After a brief apogee in the late 6th/early 5th century, marked by the political influence of Pythagoras and his followers and the conquest of her main rival Sybaris (a neighboring Achaean colony), Croton suffered a slow and steady decline as both Taras and Syracuse extended their power towards the "toe" of Italy. The city was eventually besieged and sacked at the hands of the Syracusan tyrant Dionysios I in 379 BC. Croton quickly regained her liberty and revived, but the Roman advance in the 3rd century, which saw the incorporation of Croton - and all of the other Greek colonies - into the Roman orbit, ushered in a longer period of neglect, decline, and depopulation that lasted until the end of the 1st century AD. In the Imperial period the chora of Croton was occupied by a modest number of isolated farmsteads, and the sanctuary at Capo Colonna continued to function.

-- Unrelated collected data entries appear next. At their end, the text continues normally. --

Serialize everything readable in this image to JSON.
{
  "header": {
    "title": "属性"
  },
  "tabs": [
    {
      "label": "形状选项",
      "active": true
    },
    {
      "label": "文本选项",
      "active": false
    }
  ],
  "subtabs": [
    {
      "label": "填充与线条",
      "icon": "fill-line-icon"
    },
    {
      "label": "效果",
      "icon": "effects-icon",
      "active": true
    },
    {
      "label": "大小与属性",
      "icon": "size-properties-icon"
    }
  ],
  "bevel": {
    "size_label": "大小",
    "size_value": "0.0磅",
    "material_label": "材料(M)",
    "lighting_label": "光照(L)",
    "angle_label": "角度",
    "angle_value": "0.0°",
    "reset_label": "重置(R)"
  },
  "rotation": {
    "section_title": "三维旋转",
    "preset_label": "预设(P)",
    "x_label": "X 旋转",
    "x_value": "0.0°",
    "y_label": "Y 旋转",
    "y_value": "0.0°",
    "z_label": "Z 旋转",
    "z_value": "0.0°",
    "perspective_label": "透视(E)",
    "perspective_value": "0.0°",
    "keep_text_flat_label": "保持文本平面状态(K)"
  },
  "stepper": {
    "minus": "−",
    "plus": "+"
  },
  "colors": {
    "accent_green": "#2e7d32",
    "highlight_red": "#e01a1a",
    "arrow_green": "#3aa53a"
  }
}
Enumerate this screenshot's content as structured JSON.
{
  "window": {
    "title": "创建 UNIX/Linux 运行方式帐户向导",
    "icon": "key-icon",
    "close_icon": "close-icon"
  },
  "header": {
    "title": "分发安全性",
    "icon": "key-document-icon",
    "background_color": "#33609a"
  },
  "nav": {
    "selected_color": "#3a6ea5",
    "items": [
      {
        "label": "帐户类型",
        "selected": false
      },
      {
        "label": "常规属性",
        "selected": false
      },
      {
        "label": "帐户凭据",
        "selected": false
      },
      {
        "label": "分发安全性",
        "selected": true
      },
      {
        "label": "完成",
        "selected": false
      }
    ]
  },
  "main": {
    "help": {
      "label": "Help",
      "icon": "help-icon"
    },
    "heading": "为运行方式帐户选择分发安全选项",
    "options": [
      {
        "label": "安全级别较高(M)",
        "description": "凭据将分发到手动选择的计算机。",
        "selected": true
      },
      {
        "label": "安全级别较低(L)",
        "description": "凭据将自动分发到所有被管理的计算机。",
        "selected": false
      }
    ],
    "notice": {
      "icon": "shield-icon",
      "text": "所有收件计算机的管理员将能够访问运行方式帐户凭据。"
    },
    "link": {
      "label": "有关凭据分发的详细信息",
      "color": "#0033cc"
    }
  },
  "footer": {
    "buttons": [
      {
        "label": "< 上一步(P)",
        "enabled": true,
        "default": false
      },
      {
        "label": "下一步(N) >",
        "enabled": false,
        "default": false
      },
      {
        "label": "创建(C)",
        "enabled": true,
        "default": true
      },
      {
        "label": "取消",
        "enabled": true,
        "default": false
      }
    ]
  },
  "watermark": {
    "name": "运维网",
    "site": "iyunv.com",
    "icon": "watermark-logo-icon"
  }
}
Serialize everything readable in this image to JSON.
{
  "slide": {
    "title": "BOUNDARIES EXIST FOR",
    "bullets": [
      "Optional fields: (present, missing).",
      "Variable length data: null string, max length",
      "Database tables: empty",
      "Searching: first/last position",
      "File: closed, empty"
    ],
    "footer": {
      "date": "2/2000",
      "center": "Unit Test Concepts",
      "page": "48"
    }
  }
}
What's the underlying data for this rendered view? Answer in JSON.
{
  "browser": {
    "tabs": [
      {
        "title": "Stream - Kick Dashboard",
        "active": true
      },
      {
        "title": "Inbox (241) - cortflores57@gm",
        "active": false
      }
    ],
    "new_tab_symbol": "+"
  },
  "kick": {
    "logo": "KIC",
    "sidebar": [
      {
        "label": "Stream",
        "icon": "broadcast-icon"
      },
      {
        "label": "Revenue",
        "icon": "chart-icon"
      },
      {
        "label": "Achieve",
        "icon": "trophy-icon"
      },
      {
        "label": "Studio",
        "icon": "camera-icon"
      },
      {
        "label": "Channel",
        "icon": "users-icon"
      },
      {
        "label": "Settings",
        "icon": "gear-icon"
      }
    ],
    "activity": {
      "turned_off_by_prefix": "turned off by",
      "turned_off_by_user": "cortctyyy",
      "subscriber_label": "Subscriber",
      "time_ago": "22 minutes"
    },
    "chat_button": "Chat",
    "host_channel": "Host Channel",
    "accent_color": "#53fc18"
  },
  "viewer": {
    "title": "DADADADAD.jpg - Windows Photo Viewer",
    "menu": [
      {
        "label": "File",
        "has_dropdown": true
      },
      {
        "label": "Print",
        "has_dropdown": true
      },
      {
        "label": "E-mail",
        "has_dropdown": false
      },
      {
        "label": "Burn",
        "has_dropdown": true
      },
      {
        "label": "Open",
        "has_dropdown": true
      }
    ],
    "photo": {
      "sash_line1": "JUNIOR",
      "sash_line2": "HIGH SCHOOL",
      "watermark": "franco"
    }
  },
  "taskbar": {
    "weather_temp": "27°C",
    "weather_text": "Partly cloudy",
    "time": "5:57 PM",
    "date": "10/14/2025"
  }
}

The advent of the Middle Ages brought a tendency for nucleated settlement in hamlets equipped with churches, as well as the abandonment of pagan monuments like the Temple of Hera. The site of Croton itself and its feudalized territory (appropriately renamed "Il Marchesato") held a strategic value in the struggle for dominance of the Mediterranean between the Hapsburg and Ottoman Empires that characterized the Renaissance. Because of its harbor the city remained continuously inhabited and was gradually transformed by new construction (including a magnificent Spanish castle built with the stone blocks of the temple at Capo Colonna), which has completely obscured the ancient city, while the coast was fortified with a series of watch-towers designed to thwart seaborne attacks.

Croton today is a small industrial city with an important port and methane refinery. The intensive agriculture of the modern Marchesato is oriented mostly towards local or regional consumption. The history of the Marchesato strongly resembles the history of the Metapontino, so that the archaeological record of the chora of Croton from prehistory through recent times is unusually well-preserved because of its near-total abandonment for two millennia, although that record is actively threatened by mechanized agriculture and rural development.

The chora of Croton, unlike that of Metapontum, had never been systematically explored prior to the inauguration of the ICA project in 1983, with the permission and encouragement of the Soprintendenza Archeologica della Calabria and the Ministero dei Beni Culturali . The extensive territory of this major Greek city, larger and more varied in its topography than that of Metapontum, offered an ideal comparison for the results of survey and excavation at Metapontum. If the densely populated chora of Metaponto were not an isolated phenomenon, something similar might be expected at Croton--as indeed proved to be the case.